Random graphs with two-sided degree bounds

I wanted some random examples of graphs where every vertex has degree between two given parameters, minDegree and maxDegree. Like this one:

15 vertices, degree from 3 to 4
15 vertices, degree from 3 to 4

The approach I took was very simple (and not suitable for construction of very large or very regular graphs). Each edge appears with probability p. If the minimal degree is too small, this probability is multiplied by 1.1. If the maximal degree is too big, the probability is divided by 1.1. Either way, the process repeats until success.

g20-1-5
20 vertices, degree from 1 to 5

So far, this blog had too much Matlab/Scilab and not enough Python. I’ll try to restore the balance.
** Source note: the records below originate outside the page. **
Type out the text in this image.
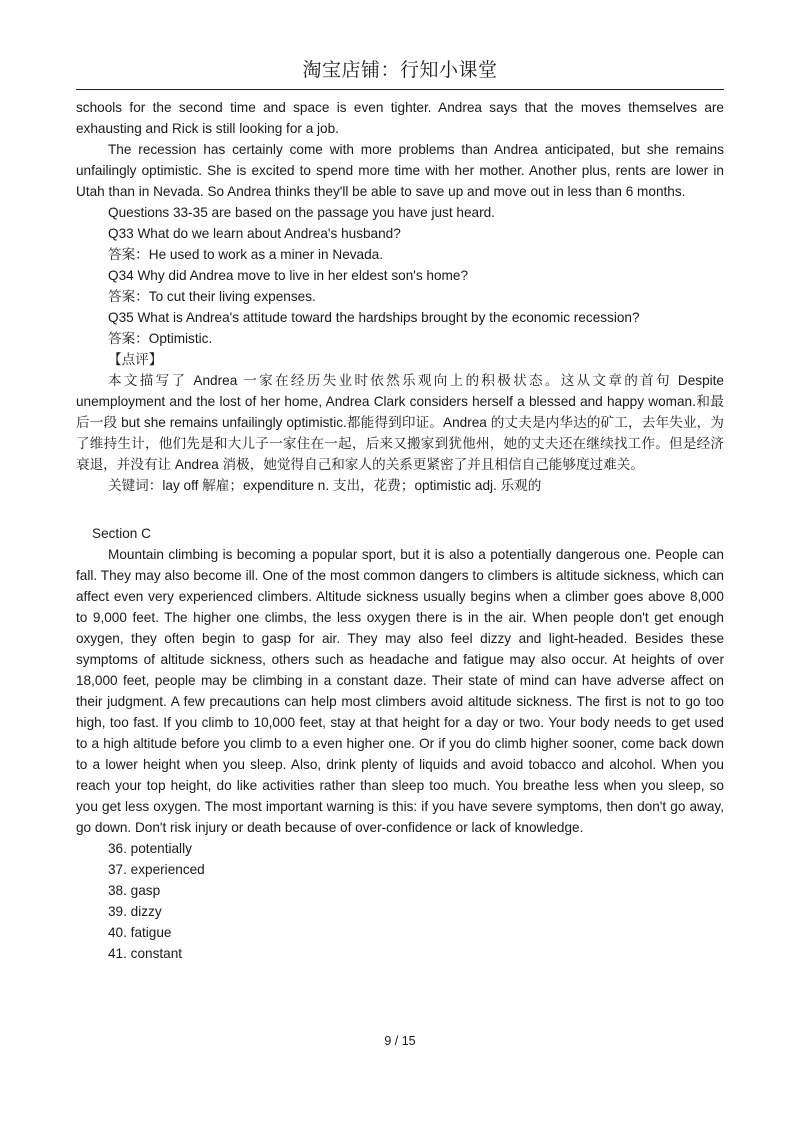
淘宝店铺：行知小课堂

schools for the second time and space is even tighter. Andrea says that the moves themselves are exhausting and Rick is still looking for a job.

The recession has certainly come with more problems than Andrea anticipated, but she remains unfailingly optimistic. She is excited to spend more time with her mother. Another plus, rents are lower in Utah than in Nevada. So Andrea thinks they'll be able to save up and move out in less than 6 months.

Questions 33-35 are based on the passage you have just heard.

Q33 What do we learn about Andrea's husband?

答案：He used to work as a miner in Nevada.

Q34 Why did Andrea move to live in her eldest son's home?

答案：To cut their living expenses.

Q35 What is Andrea's attitude toward the hardships brought by the economic recession?

答案：Optimistic.

【点评】

本文描写了 Andrea 一家在经历失业时依然乐观向上的积极状态。这从文章的首句 Despite unemployment and the lost of her home, Andrea Clark considers herself a blessed and happy woman.和最后一段 but she remains unfailingly optimistic.都能得到印证。Andrea 的丈夫是内华达的矿工，去年失业，为了维持生计，他们先是和大儿子一家住在一起，后来又搬家到犹他州，她的丈夫还在继续找工作。但是经济衰退，并没有让 Andrea 消极，她觉得自己和家人的关系更紧密了并且相信自己能够度过难关。

关键词：lay off 解雇；expenditure n. 支出，花费；optimistic adj. 乐观的

Section C

Mountain climbing is becoming a popular sport, but it is also a potentially dangerous one. People can fall. They may also become ill. One of the most common dangers to climbers is altitude sickness, which can affect even very experienced climbers. Altitude sickness usually begins when a climber goes above 8,000 to 9,000 feet. The higher one climbs, the less oxygen there is in the air. When people don't get enough oxygen, they often begin to gasp for air. They may also feel dizzy and light-headed. Besides these symptoms of altitude sickness, others such as headache and fatigue may also occur. At heights of over 18,000 feet, people may be climbing in a constant daze. Their state of mind can have adverse affect on their judgment. A few precautions can help most climbers avoid altitude sickness. The first is not to go too high, too fast. If you climb to 10,000 feet, stay at that height for a day or two. Your body needs to get used to a high altitude before you climb to a even higher one. Or if you do climb higher sooner, come back down to a lower height when you sleep. Also, drink plenty of liquids and avoid tobacco and alcohol. When you reach your top height, do like activities rather than sleep too much. You breathe less when you sleep, so you get less oxygen. The most important warning is this: if you have severe symptoms, then don't go away, go down. Don't risk injury or death because of over-confidence or lack of knowledge.

36. potentially

37. experienced

38. gasp

39. dizzy

40. fatigue

41. constant

9 / 15
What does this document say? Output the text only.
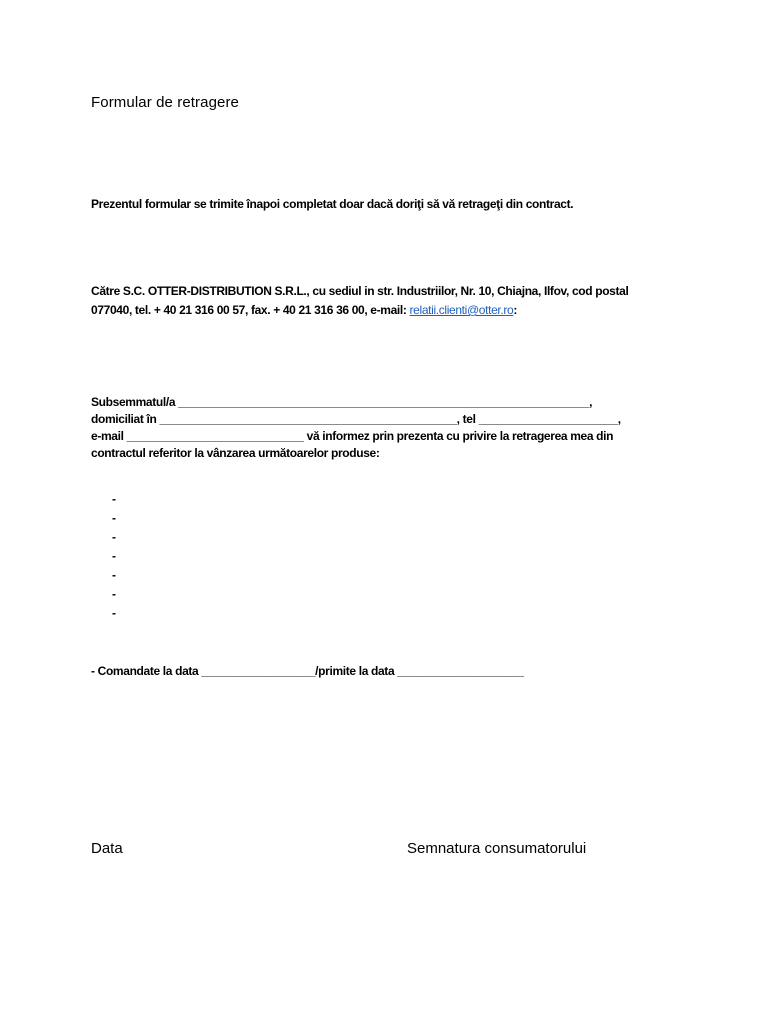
Formular de retragere
Prezentul formular se trimite înapoi completat doar dacă doriţi să vă retrageţi din contract.
Către S.C. OTTER-DISTRIBUTION S.R.L., cu sediul in str. Industriilor, Nr. 10, Chiajna, Ilfov, cod postal
077040, tel. + 40 21 316 00 57, fax. + 40 21 316 36 00, e-mail: relatii.clienti@otter.ro:
Subsemmatul/a _________________________________________________________________,
domiciliat în _______________________________________________, tel ______________________,
e-mail ____________________________ vă informez prin prezenta cu privire la retragerea mea din
contractul referitor la vânzarea următoarelor produse:
-
-
-
-
-
-
-
- Comandate la data __________________/primite la data ____________________
Data	Semnatura consumatorului
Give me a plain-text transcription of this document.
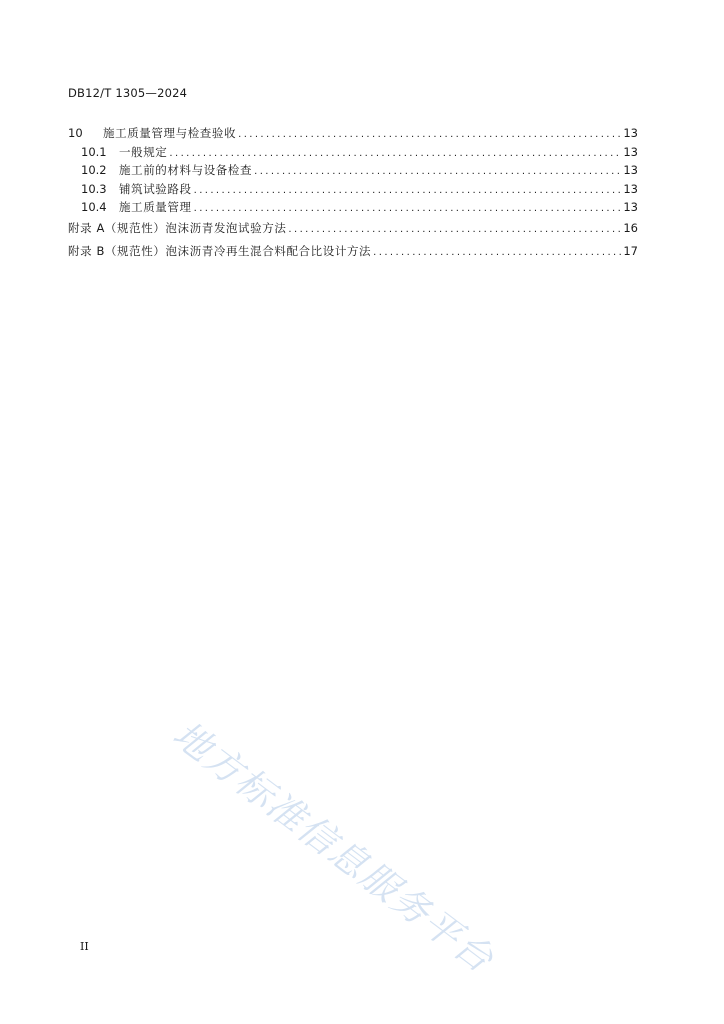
DB12/T 1305—2024
10	施工质量管理与检查验收 .....	13
10.1	一般规定 .....	13
10.2	施工前的材料与设备检查 .....	13
10.3	铺筑试验路段 .....	13
10.4	施工质量管理 .....	13
附录 A（规范性） 泡沫沥青发泡试验方法 .....	16
附录 B（规范性） 泡沫沥青冷再生混合料配合比设计方法 .....	17
地方标准信息服务平台
II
Here, numpy generates random matrices and takes care of degree restrictions; networkx lays out the graph.

import numpy as np
import networkx as nx
import matplotlib.pyplot as plt

vertices = 15
minDegree = 3
maxDegree = 4
p = 0.5
success = False

while not success:
    a = (np.random.random((vertices, vertices)) < p).astype(int)
    a = np.maximum(a, np.matrix.transpose(a))
    np.fill_diagonal(a, 0)
    s = a.sum(axis=1)
    success = True
    if min(s) < minDegree:
        success = False
        p = p * 1.1
    if max(s) > maxDegree:
        success = False
        p = p / 1.1
g = nx.Graph(a)
nx.draw_networkx(g)
plt.show()

One more time:

g25-2-4
25 vertices, degree from 2 to 4